Air Force Bomber Mistakenly Carries Nukes
Maybe the conversation went something like this:
"Hey, have you seen my nukes?" ... "No, I haven't touched anything." ... "I just put them down here a minute ago." ... "Don't worry. They're probably under a pile of papers. They'll show up."
OK, well, maybe it didn't sound quite like that. There must have been some panic last week when Air Force officials realized that several cruise missiles with nuclear warheads had been, well, missing.
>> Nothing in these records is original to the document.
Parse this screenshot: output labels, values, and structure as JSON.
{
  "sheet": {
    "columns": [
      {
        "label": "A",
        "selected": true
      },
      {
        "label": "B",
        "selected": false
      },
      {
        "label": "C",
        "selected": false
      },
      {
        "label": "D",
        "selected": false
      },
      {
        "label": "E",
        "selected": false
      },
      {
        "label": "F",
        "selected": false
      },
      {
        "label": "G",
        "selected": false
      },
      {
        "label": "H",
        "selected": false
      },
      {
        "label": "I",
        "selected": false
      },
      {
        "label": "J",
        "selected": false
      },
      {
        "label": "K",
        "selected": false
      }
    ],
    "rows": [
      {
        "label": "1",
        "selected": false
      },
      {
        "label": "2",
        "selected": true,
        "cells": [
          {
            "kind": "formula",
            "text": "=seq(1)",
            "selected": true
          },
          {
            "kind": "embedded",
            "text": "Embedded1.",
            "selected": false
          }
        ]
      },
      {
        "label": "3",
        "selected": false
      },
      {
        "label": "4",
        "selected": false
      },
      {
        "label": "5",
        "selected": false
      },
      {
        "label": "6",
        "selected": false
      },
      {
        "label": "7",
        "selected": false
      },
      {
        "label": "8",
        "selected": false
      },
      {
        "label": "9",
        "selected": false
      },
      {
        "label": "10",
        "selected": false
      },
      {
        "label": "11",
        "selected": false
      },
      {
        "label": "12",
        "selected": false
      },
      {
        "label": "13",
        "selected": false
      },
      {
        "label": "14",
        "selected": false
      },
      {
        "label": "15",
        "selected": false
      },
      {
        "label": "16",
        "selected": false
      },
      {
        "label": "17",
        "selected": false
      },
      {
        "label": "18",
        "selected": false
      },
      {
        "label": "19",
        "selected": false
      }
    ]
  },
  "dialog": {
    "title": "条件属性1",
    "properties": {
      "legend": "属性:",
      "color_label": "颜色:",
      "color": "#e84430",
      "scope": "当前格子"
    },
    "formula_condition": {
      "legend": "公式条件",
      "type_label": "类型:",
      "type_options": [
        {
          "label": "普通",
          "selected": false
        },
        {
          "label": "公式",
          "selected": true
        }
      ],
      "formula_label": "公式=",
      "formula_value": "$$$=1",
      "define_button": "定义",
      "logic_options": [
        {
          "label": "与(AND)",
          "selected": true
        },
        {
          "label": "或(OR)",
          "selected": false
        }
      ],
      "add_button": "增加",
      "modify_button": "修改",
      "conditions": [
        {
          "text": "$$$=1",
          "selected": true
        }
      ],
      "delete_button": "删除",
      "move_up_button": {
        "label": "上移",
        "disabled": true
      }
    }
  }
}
The Military Times reports that they were mistakenly strapped onto a B-52 bomber and flown from Minot Air Force Base, N.D., to Barksdale Air Force Base in Louisiana on Aug. 30, meaning for a few hours, they were unaccounted for.
Of course, the Air Force says the missiles were always under its control and that, because the bomber was flying over the United States, there was no chance of the missiles being seized by a hostile force. So the big question becomes, "But what if they crashed and took out half of some state with them?"
At no time was there a risk for a nuclear detonation, even if the B-52 crashed on its way to Barksdale, said Steve Fetter, a former Defense Department official who worked on nuclear weapons policy in 1993-94. A crash could ignite the high explosives associated with the warhead, and possibly cause a leak of the plutonium, but the warheads' elaborate safeguards would prevent a nuclear detonation from occurring, he said.
Right. Just like the safeguards that keep nuclear warheads from being in the wrong place at the wrong time. I think Don Shepperd, a retired Air Force major general and military analyst for CNN, was on the money when he said, "This is a major gaffe, and it's going to cause some heads to roll down the line."
One commander has already been fired.